The TR6 boot latch assembly is pretty typical of automotive door and trunk latches.  The latch is mounted to the body at the rear of the boot opening.  When the boot lid is closed, a striker arm on the boot lid engages a catch on the latch, which rotates and captures the striker.  The catch is held in this rotated position by a release plate in the latch.  When the release button is pushed, the release plate frees up the catch, which releases the striker.  There is a lock mechanism in the release button that keeps it from pushing the release plate when the boot is locked.

My latch was dirty and corroded.  It worked, but was a little sticky.  I couldn't find the key.

These devices are available on the aftermarket, and other than my general skepticism of reproduction parts, I don't have any reason to think they wouldn't be of reasonable quality.  At over $100 for the examples I looked at, a good measure of quality should be expected.  On the other hand, It didn't appear that there was anything wrong with my latch that a good cleaning wouldn't fix.

This mechanism was riveted together, and obviously wasn't designed with repair or rejuvenation in mind.  The only replaceable part I know of is the lock cylinder, and even that is not easy to get to.

Drilling out two flat head rivets on the lock side of the device frees up the plate that holds the locking push button.

The rest of the parts for the latch are held by two long rivets that extend from side to side.  Drilling out their smooshed ends allows all the internal parts to fall out.

The lock mechanism comes apart by removing a snap ring.

The rivets, of course, are toast after removing them.  I made some replacements, but instead of rivets, they have a threaded end for a nut.  This should make disassembly easier for the next restorer.  Screwdriver slots are necessary on the other ends to tighten the nuts.

I cleaned up and replated most of the steel parts...

...and put 'er back together.  There are several wrong ways to assemble the parts.  I tried them all.

When I first took the latch apart, the lock barrel was completely frozen with corrosion.  I was finally able to get all the pins freed up, but still couldn't insert a key.  The little door that closes off the key opening was siezed, and I never could get it free.  So I reluctantly ordered a new lock barrel.

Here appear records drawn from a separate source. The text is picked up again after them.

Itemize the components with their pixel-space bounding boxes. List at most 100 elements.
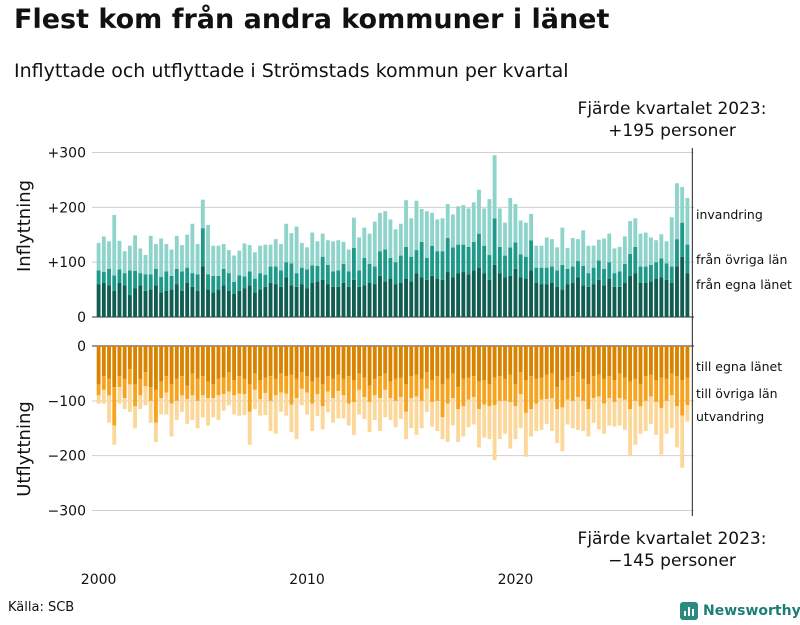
bar-segment (596, 260, 601, 280)
bar-segment (107, 268, 111, 286)
bar-segment (258, 273, 263, 290)
bar-segment (388, 398, 393, 421)
bar-segment (341, 346, 346, 379)
bar-segment (96, 242, 101, 271)
bar-segment (680, 187, 685, 223)
bar-segment (622, 399, 627, 430)
bar-segment (638, 346, 643, 385)
bar-segment (393, 378, 398, 401)
bar-segment (607, 398, 612, 426)
bar-segment (122, 285, 127, 317)
bar-segment (122, 251, 127, 274)
bar-segment (206, 274, 210, 290)
bar-segment (195, 244, 200, 275)
bar-segment (117, 269, 122, 283)
bar-segment (148, 400, 153, 423)
bar-segment (138, 395, 143, 410)
bar-segment (685, 198, 690, 245)
bar-segment (424, 388, 429, 412)
bar-segment (461, 205, 466, 245)
bar-segment (346, 249, 351, 272)
bar-segment (450, 398, 455, 426)
bar-segment (185, 385, 190, 400)
bar-segment (232, 346, 237, 380)
bar-segment (617, 398, 622, 426)
bar-segment (138, 285, 143, 317)
bar-segment (539, 399, 544, 430)
bar-segment (414, 250, 419, 274)
bar-segment (279, 286, 283, 317)
bar-segment (289, 233, 294, 264)
bar-segment (305, 346, 309, 377)
bar-segment (362, 397, 367, 419)
bar-segment (315, 266, 320, 282)
bar-segment (252, 346, 257, 374)
bar-segment (638, 233, 643, 267)
bar-segment (555, 409, 560, 444)
bar-segment (159, 346, 164, 382)
bar-segment (643, 346, 648, 377)
bar-segment (576, 372, 580, 397)
bar-segment (378, 346, 382, 377)
y-tick-label: −200 (48, 449, 86, 465)
bar-segment (200, 395, 205, 418)
bar-segment (414, 200, 419, 251)
bar-segment (383, 346, 388, 374)
bar-segment (539, 267, 544, 285)
bar-segment (216, 395, 221, 421)
bar-segment (654, 346, 659, 380)
bar-segment (174, 268, 179, 285)
bar-segment (440, 251, 445, 280)
bar-segment (127, 369, 132, 385)
bar-segment (570, 283, 575, 317)
bar-segment (409, 218, 414, 257)
chart-title: Flest kom från andra kommuner i länet (14, 4, 610, 35)
bar-segment (279, 270, 283, 287)
bar-segment (643, 266, 648, 283)
bar-segment (263, 346, 268, 378)
brand-logo: Newsworthy (680, 600, 800, 622)
bar-segment (612, 380, 617, 402)
bar-segment (471, 270, 476, 317)
bar-segment (450, 247, 455, 278)
bar-segment (315, 346, 320, 378)
bar-segment (664, 263, 669, 280)
bar-segment (675, 183, 679, 240)
bar-segment (435, 400, 440, 431)
bar-segment (461, 378, 466, 407)
bar-segment (169, 403, 174, 437)
bar-segment (612, 248, 617, 274)
bar-segment (450, 277, 455, 317)
bar-segment (622, 346, 627, 378)
bar-segment (648, 264, 653, 282)
bar-segment (440, 218, 445, 252)
bar-segment (581, 230, 586, 266)
bar-segment (680, 256, 685, 317)
y-tick-label: 0 (77, 310, 86, 326)
bar-segment (346, 286, 351, 317)
bar-segment (648, 346, 653, 375)
bar-segment (320, 406, 325, 430)
bar-segment (174, 400, 179, 421)
bar-segment (497, 273, 502, 317)
bar-segment (258, 289, 263, 317)
annotation-bottom-line2: −145 personer (608, 551, 736, 571)
bar-segment (419, 378, 424, 401)
bar-segment (435, 346, 440, 377)
y-axis-label-utflyttning: Utflyttning (14, 401, 35, 497)
bar-segment (445, 346, 450, 379)
bar-segment (310, 346, 315, 382)
bar-segment (544, 267, 549, 285)
bar-segment (633, 273, 638, 317)
bar-segment (294, 378, 299, 399)
bar-segment (492, 405, 497, 461)
bar-segment (523, 222, 528, 257)
bar-segment (607, 376, 612, 399)
bar-segment (362, 227, 367, 258)
bar-segment (185, 267, 190, 283)
bar-segment (607, 278, 612, 317)
bar-segment (122, 378, 127, 399)
bar-segment (232, 380, 237, 396)
bar-segment (398, 346, 403, 378)
bar-segment (513, 406, 518, 440)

The screws holding the button/lock assembly to the plate were pretty rusted.  They look like 6-32, don't they?  Nope--they are 4BA.  I don't really get the Brits and their fascination with odd-ball threads.  For some reason, I had a little stash of 4BA x 1/4 screws.  I'm sure I bought them for some other TR6 application.  Could have been the Triumph bike, too.

Final assembly.

Bagged, tagged, and on the shelf.

This was a fun little project.  Took a few hours in total, and cost was around $20 for the new lock barrel.